То, о чем следовало рассказать с самого начала - Константин Шавловский


Константин Шавловский

То, о чем следовало рассказать с самого начала


Принцип неопределенности

Эта книга стихов выходит в свет осенью 2021 года. Предисловие к ней я заканчиваю в конце мая. И несмотря на все, что произошло весной и будет происходить летом, а потом и осенью 2021 года,  это, видимо, довольно обычный год. Такие годы упоминаются в книгах  серьезных и не очень,  но редко, почти никогда, не попадают в заглавия этих книг. В заглавия попадают годы, в которые случается что-нибудь важное: начинается или заканчивается война («Август четырнадцатого»), случается революция («Девяносто третий год») или, в крайнем случае, Гонконг формально переходит под власть КНР (2046, и это вообще кино).

Поэзия, конечно, тоже интересуется Важными Датами, но  по крайней мере, в наши дни,  меньше, чем проза или кинематограф. На вопрос, почему это так, можно отвечать разными способами, но скорее всего, дело не в том, что поэзия не интересуется временем. Просто она интересуется им иначе  точнее, даже не им, а тем, как оно проходит. И тем, что происходит в то время, пока время идет. «То, о чем следовало рассказать с самого начала» Константина Шавловского  это книга о том, как идет время,  и обо всем, что с ними (с автором и со временем) происходит на ходу. Или, если попробовать зайти чуть с другой стороны,  вот как иногда говорят: по ходу действия происходит то-то и то-то. А «То, о чем следовало рассказать с самого начала»  это книга, для которой основной предмет интереса  как раз сам ход действия. Намеренно или нет, но эта книга, написанная за последние  сколько? десять-двенадцать лет, наверное,  выстроена так, что она оказывается книгой о времени, в течение которого она пишется. Что значит «о времени»? Это не о том времени, которое «времена» (нынешние, прежние, тяжелые, счастливые),  а том времени, сквозь которое живет автор, а с ним  по-разному с разной скоростью  и мы все. Или нет, так как-то широковато получается,  лучше просто мы, какая-то часть нас.

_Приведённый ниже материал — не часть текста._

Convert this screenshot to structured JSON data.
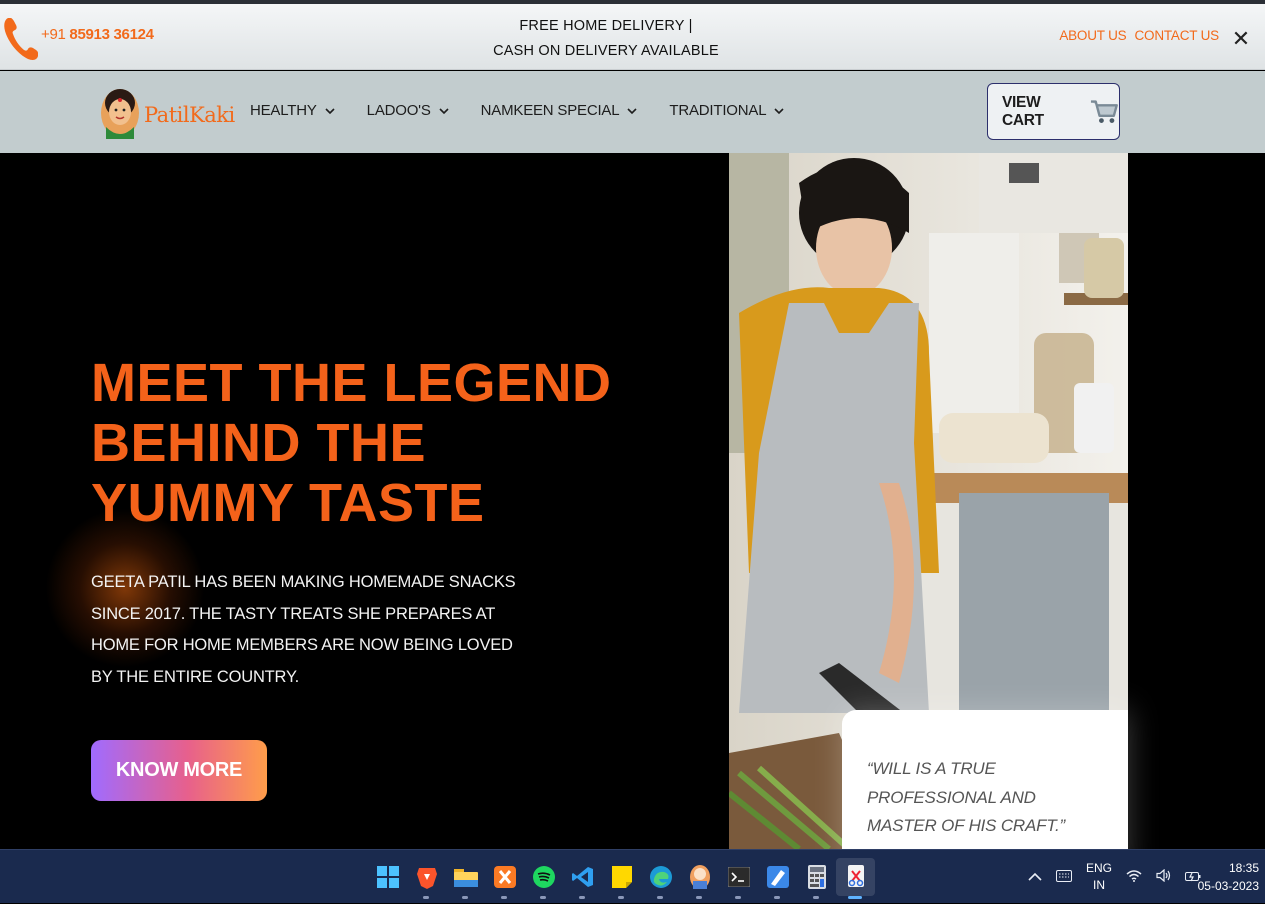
{
  "announcement": {
    "phone_prefix": "+91",
    "phone_number": "85913 36124",
    "promo_line1": "FREE HOME DELIVERY |",
    "promo_line2": "CASH ON DELIVERY AVAILABLE",
    "about_label": "ABOUT US",
    "contact_label": "CONTACT US",
    "close_symbol": "✕"
  },
  "nav": {
    "logo_text": "PatilKaki",
    "menu": [
      {
        "label": "HEALTHY"
      },
      {
        "label": "LADOO'S"
      },
      {
        "label": "NAMKEEN SPECIAL"
      },
      {
        "label": "TRADITIONAL"
      }
    ],
    "cart_label": "VIEW CART"
  },
  "hero": {
    "headline_line1": "MEET THE LEGEND",
    "headline_line2": "BEHIND THE",
    "headline_line3": "YUMMY TASTE",
    "blurb": "GEETA PATIL HAS BEEN MAKING HOMEMADE SNACKS SINCE 2017. THE TASTY TREATS SHE PREPARES AT HOME FOR HOME MEMBERS ARE NOW BEING LOVED BY THE ENTIRE COUNTRY.",
    "cta_label": "KNOW MORE",
    "quote": "“WILL IS A TRUE PROFESSIONAL AND MASTER OF HIS CRAFT.”"
  },
  "taskbar": {
    "apps": [
      "start-icon",
      "brave-browser-icon",
      "file-explorer-icon",
      "xampp-icon",
      "spotify-icon",
      "vscode-icon",
      "sticky-notes-icon",
      "edge-browser-icon",
      "chat-app-icon",
      "terminal-icon",
      "paint-icon",
      "calculator-icon",
      "snipping-tool-icon"
    ],
    "lang_line1": "ENG",
    "lang_line2": "IN",
    "time": "18:35",
    "date": "05-03-2023"
  },
  "colors": {
    "accent": "#f4621a",
    "navbar_bg": "#c2ccce",
    "taskbar_bg": "#1a2a4e"
  }
}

Что это за время? Наверное, для него потом найдутся какие-то слова, они довольно часто, почти всегда post factum находятся. Но это будет потом  а сейчас сойтись, наверное, получится на том, что десять-двенадцать лет, которые проходят в этой книге (и уже прошли вне ее),  они вряд ли были лучшим из времен и весной надежд. Конечно, это не было и худшее из времен, но в каждой его точке впереди у нас (было) не так уж много. Чуть не самым ценным умением оказалась для этих лет компартментализация: здесь у нас «город в солнце и случайные сады»  а здесь аресты. Здесь каждую неделю открываются выставки и происходят очередные чтения  а здесь до смерти забивают человека в камере. Здесь ярмарка «non/fiction», а здесь  пять лет общего режима. Компартментализация  название для того, что позволяет в такие времена поддерживать равновесие, пусть неустойчивое, но достаточное (впрочем, только-только) для того, чтобы идти  если и не вперед, то хотя бы в каком-нибудь направлении. Чем дальше, тем больше внимания  или наоборот, невнимания,  это равновесие требует; чем дальше, тем больше его поддержание отнимает сил и времени жизни. Но вот так взять и прекратить его  очень трудно,  а иногда даже кажется, что и совсем невозможно.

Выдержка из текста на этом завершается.